Most specifically, the influences of the system order and other system parameters on the consensus of the presented double-integral FOMASs in the presence of bounded noise are also analyzed in detail. It is found that, due to the synergistic and nonlinear effects of noise and fractional-order systems, common and bounded noise have a promoting effect on the consensus of the presented FOMAS, while it does not promote the consensus of the corresponding integer-order MAS. That is to say, the bounded noise with the appropriate intensity plays an optimization role for the presented FOMAS. It also shows that the fractional-order complex system under the action of noise has richer dynamic characteristics than the integer-order complex system.

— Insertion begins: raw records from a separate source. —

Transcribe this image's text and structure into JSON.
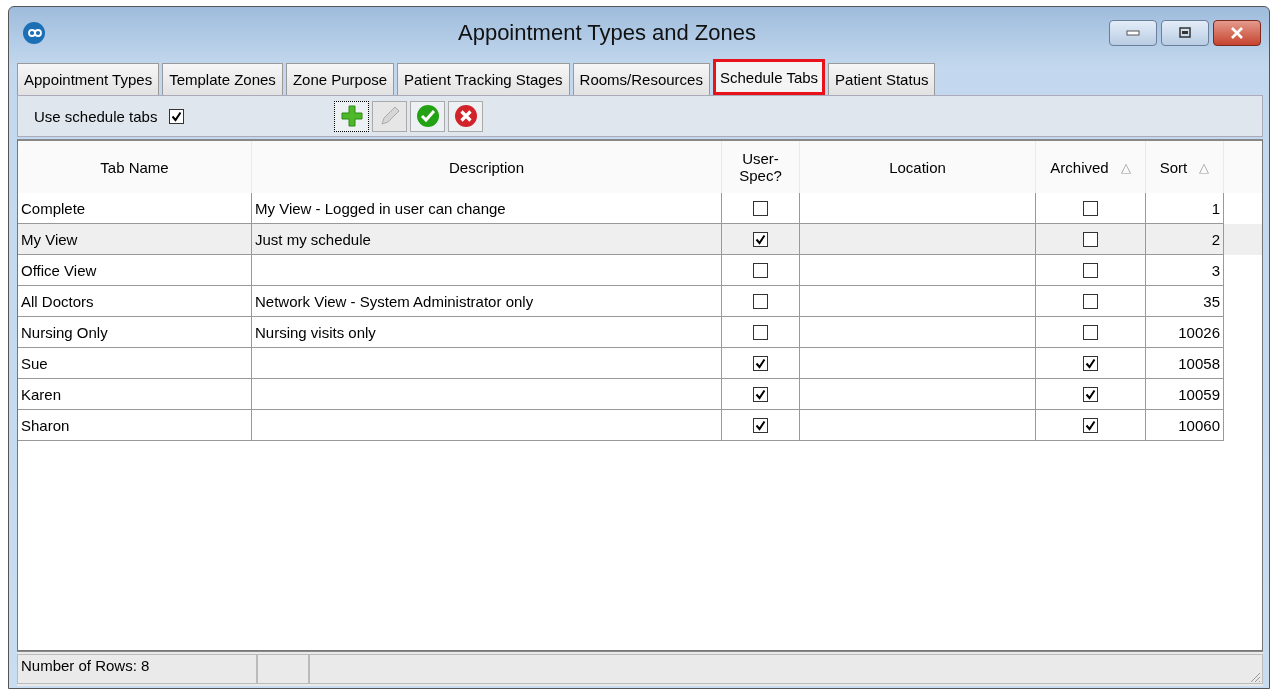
{
  "window": {
    "title": "Appointment Types and Zones"
  },
  "tabs": [
    {
      "label": "Appointment Types",
      "selected": false
    },
    {
      "label": "Template Zones",
      "selected": false
    },
    {
      "label": "Zone Purpose",
      "selected": false
    },
    {
      "label": "Patient Tracking Stages",
      "selected": false
    },
    {
      "label": "Rooms/Resources",
      "selected": false
    },
    {
      "label": "Schedule Tabs",
      "selected": true
    },
    {
      "label": "Patient Status",
      "selected": false
    }
  ],
  "toolbar": {
    "use_schedule_tabs": {
      "label": "Use schedule tabs",
      "checked": true
    },
    "buttons": [
      {
        "kind": "add",
        "disabled": false
      },
      {
        "kind": "edit",
        "disabled": true
      },
      {
        "kind": "save",
        "disabled": false
      },
      {
        "kind": "cancel",
        "disabled": false
      }
    ]
  },
  "table": {
    "columns": [
      {
        "label": "Tab Name"
      },
      {
        "label": "Description"
      },
      {
        "label": "User-Spec?"
      },
      {
        "label": "Location"
      },
      {
        "label": "Archived",
        "sort_mark": "△"
      },
      {
        "label": "Sort",
        "sort_mark": "△"
      }
    ],
    "rows": [
      {
        "tab_name": "Complete",
        "description": "My View - Logged in user can change",
        "user_spec": false,
        "archived": false,
        "sort": "1",
        "selected": false
      },
      {
        "tab_name": "My View",
        "description": "Just my schedule",
        "user_spec": true,
        "archived": false,
        "sort": "2",
        "selected": true
      },
      {
        "tab_name": "Office View",
        "user_spec": false,
        "archived": false,
        "sort": "3",
        "selected": false
      },
      {
        "tab_name": "All Doctors",
        "description": "Network View - System Administrator only",
        "user_spec": false,
        "archived": false,
        "sort": "35",
        "selected": false
      },
      {
        "tab_name": "Nursing Only",
        "description": "Nursing visits only",
        "user_spec": false,
        "archived": false,
        "sort": "10026",
        "selected": false
      },
      {
        "tab_name": "Sue",
        "user_spec": true,
        "archived": true,
        "sort": "10058",
        "selected": false
      },
      {
        "tab_name": "Karen",
        "user_spec": true,
        "archived": true,
        "sort": "10059",
        "selected": false
      },
      {
        "tab_name": "Sharon",
        "user_spec": true,
        "archived": true,
        "sort": "10060",
        "selected": false
      }
    ]
  },
  "status_bar": {
    "row_count": "Number of Rows: 8"
  }
}
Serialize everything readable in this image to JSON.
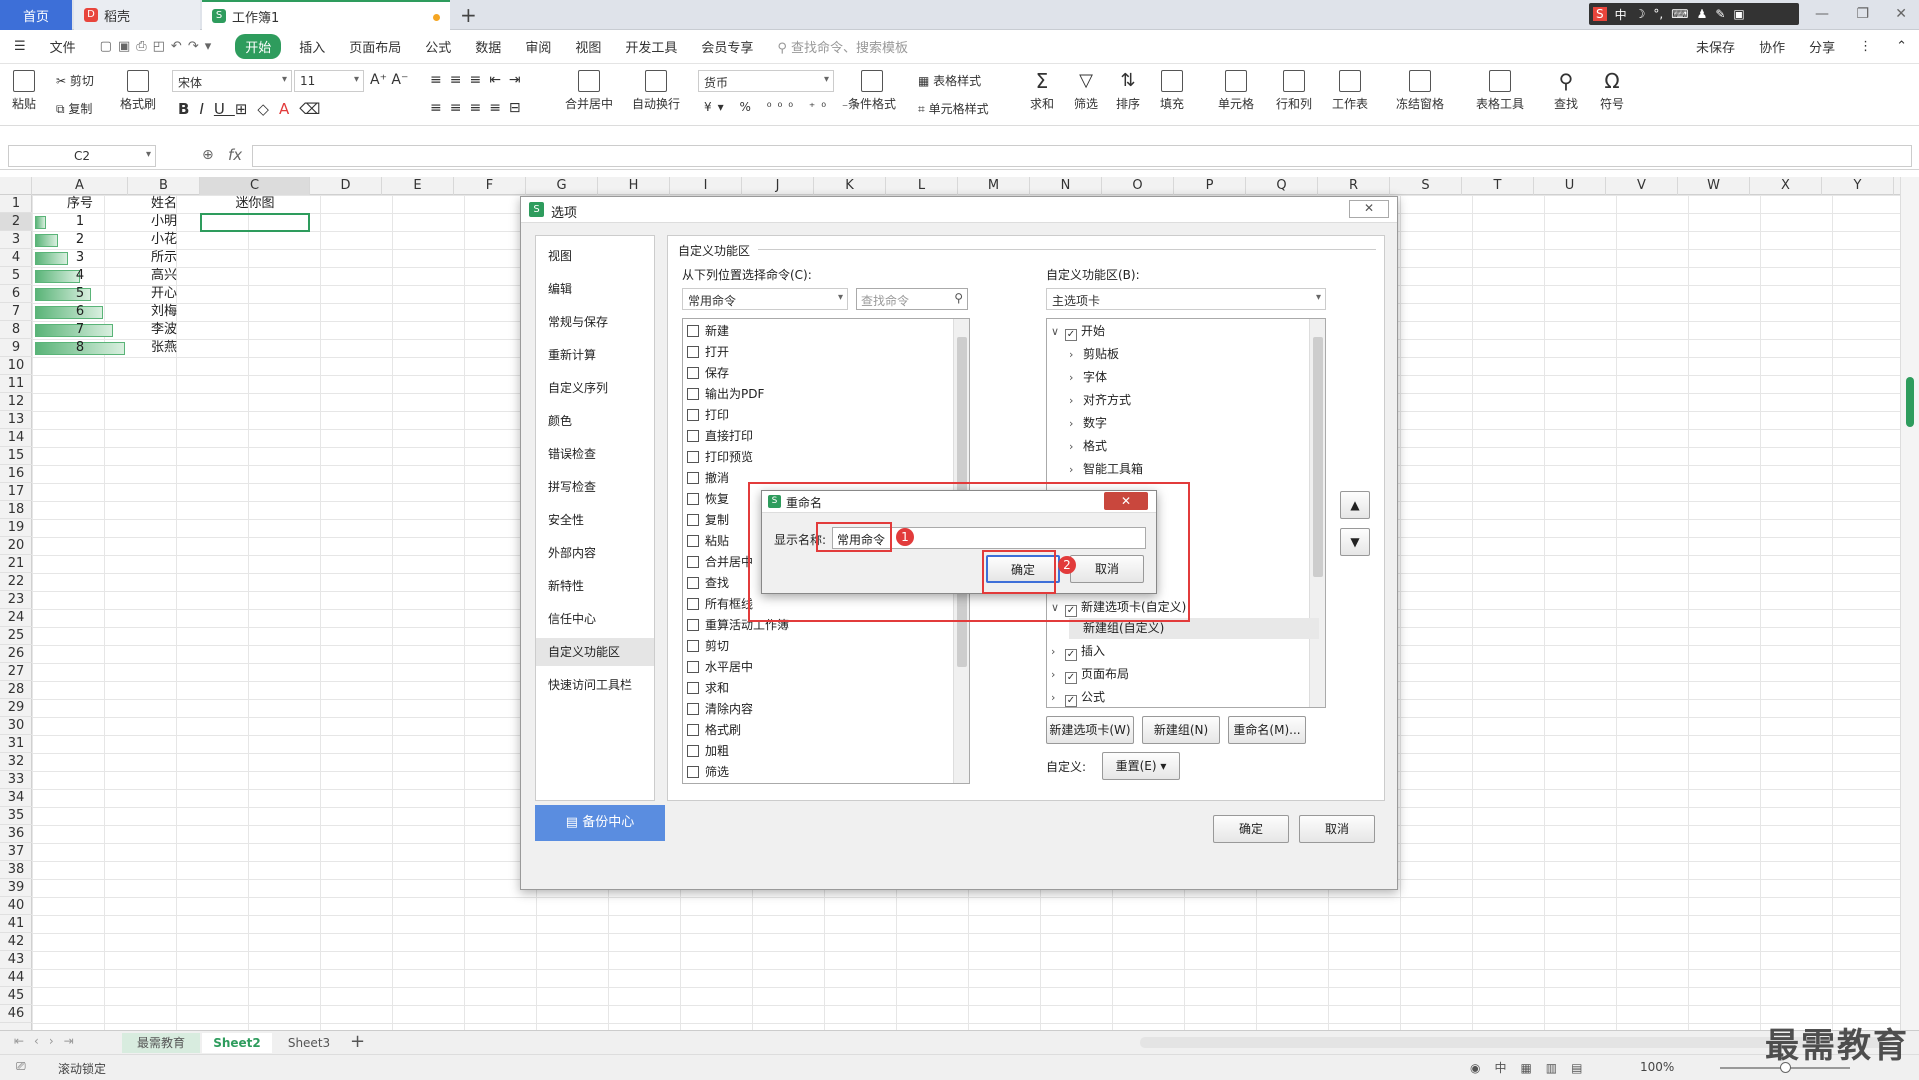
{
  "tabs": {
    "home": "首页",
    "docer": "稻壳",
    "workbook": "工作簿1"
  },
  "menu": [
    "文件",
    "开始",
    "插入",
    "页面布局",
    "公式",
    "数据",
    "审阅",
    "视图",
    "开发工具",
    "会员专享"
  ],
  "menu_search": "查找命令、搜索模板",
  "menu_right": {
    "unsaved": "未保存",
    "collab": "协作",
    "share": "分享"
  },
  "ribbon": {
    "paste": "粘贴",
    "cut": "剪切",
    "copy": "复制",
    "format_painter": "格式刷",
    "font": "宋体",
    "size": "11",
    "merge": "合并居中",
    "wrap": "自动换行",
    "number_format": "货币",
    "cond_format": "条件格式",
    "table_style": "表格样式",
    "cell_style": "单元格样式",
    "sum": "求和",
    "filter": "筛选",
    "sort": "排序",
    "fill": "填充",
    "cell": "单元格",
    "rowcol": "行和列",
    "sheet": "工作表",
    "freeze": "冻结窗格",
    "table_tools": "表格工具",
    "find": "查找",
    "symbol": "符号"
  },
  "namebox": "C2",
  "fx": "fx",
  "columns": [
    "A",
    "B",
    "C",
    "D",
    "E",
    "F",
    "G",
    "H",
    "I",
    "J",
    "K",
    "L",
    "M",
    "N",
    "O",
    "P",
    "Q",
    "R",
    "S",
    "T",
    "U",
    "V",
    "W",
    "X",
    "Y"
  ],
  "rows": [
    "1",
    "2",
    "3",
    "4",
    "5",
    "6",
    "7",
    "8",
    "9",
    "10",
    "11",
    "12",
    "13",
    "14",
    "15",
    "16",
    "17",
    "18",
    "19",
    "20",
    "21",
    "22",
    "23",
    "24",
    "25",
    "26",
    "27",
    "28",
    "29",
    "30",
    "31",
    "32",
    "33",
    "34",
    "35",
    "36",
    "37",
    "38",
    "39",
    "40",
    "41",
    "42",
    "43",
    "44",
    "45",
    "46"
  ],
  "header": {
    "a": "序号",
    "b": "姓名",
    "c": "迷你图"
  },
  "table": [
    {
      "no": "1",
      "name": "小明",
      "bar": 0.12
    },
    {
      "no": "2",
      "name": "小花",
      "bar": 0.25
    },
    {
      "no": "3",
      "name": "所示",
      "bar": 0.37
    },
    {
      "no": "4",
      "name": "高兴",
      "bar": 0.5
    },
    {
      "no": "5",
      "name": "开心",
      "bar": 0.62
    },
    {
      "no": "6",
      "name": "刘梅",
      "bar": 0.75
    },
    {
      "no": "7",
      "name": "李波",
      "bar": 0.87
    },
    {
      "no": "8",
      "name": "张燕",
      "bar": 1.0
    }
  ],
  "sheets": [
    "最需教育",
    "Sheet2",
    "Sheet3"
  ],
  "status": {
    "scroll_lock": "滚动锁定",
    "zoom": "100%"
  },
  "options": {
    "title": "选项",
    "nav": [
      "视图",
      "编辑",
      "常规与保存",
      "重新计算",
      "自定义序列",
      "颜色",
      "错误检查",
      "拼写检查",
      "安全性",
      "外部内容",
      "新特性",
      "信任中心",
      "自定义功能区",
      "快速访问工具栏"
    ],
    "backup": "备份中心",
    "section": "自定义功能区",
    "left_label": "从下列位置选择命令(C):",
    "left_combo": "常用命令",
    "search_placeholder": "查找命令",
    "commands": [
      "新建",
      "打开",
      "保存",
      "输出为PDF",
      "打印",
      "直接打印",
      "打印预览",
      "撤消",
      "恢复",
      "复制",
      "粘贴",
      "合并居中",
      "查找",
      "所有框线",
      "重算活动工作簿",
      "剪切",
      "水平居中",
      "求和",
      "清除内容",
      "格式刷",
      "加粗",
      "筛选"
    ],
    "right_label": "自定义功能区(B):",
    "right_combo": "主选项卡",
    "tree_top": [
      "开始",
      "剪贴板",
      "字体",
      "对齐方式",
      "数字",
      "格式",
      "智能工具箱"
    ],
    "tree_bottom": [
      "新建选项卡(自定义)",
      "新建组(自定义)",
      "插入",
      "页面布局",
      "公式"
    ],
    "btn_new_tab": "新建选项卡(W)",
    "btn_new_group": "新建组(N)",
    "btn_rename": "重命名(M)...",
    "custom_label": "自定义:",
    "reset": "重置(E)",
    "ok": "确定",
    "cancel": "取消"
  },
  "rename": {
    "title": "重命名",
    "label": "显示名称:",
    "value": "常用命令",
    "ok": "确定",
    "cancel": "取消",
    "badge1": "1",
    "badge2": "2"
  },
  "watermark": "最需教育",
  "colors": {
    "accent": "#2e9c5d",
    "home_tab": "#3d6fd8",
    "highlight": "#e23b3b"
  }
}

To our best knowledge, this paper is the first to report the positive effect of noise on the consensus of MASs.

(3)

The fractional order and the system parameters (coupling strength and potential parameters) of the presented FOMAS have different effects on the system consensus behavior under the action of noise with different intensities. All of them can change the optimal noise intensity of the system to achieve complete consensus, which also shows that the fractional order, the system parameters, and noise play complementary roles in the complete consensus of the system. When the order and system parameters are controllable, the consensus of the system can be realized by adjusting these parameters; when the order and system parameters are uncontrollable, the double-integral FOMAS can also be synchronized by changing the noise intensity.

The results of this paper not only provide new theoretical results for fractional-order dynamical systems and complex systems, but also provide important theoretical guidance for the control of fractional-order stochastic dynamical systems.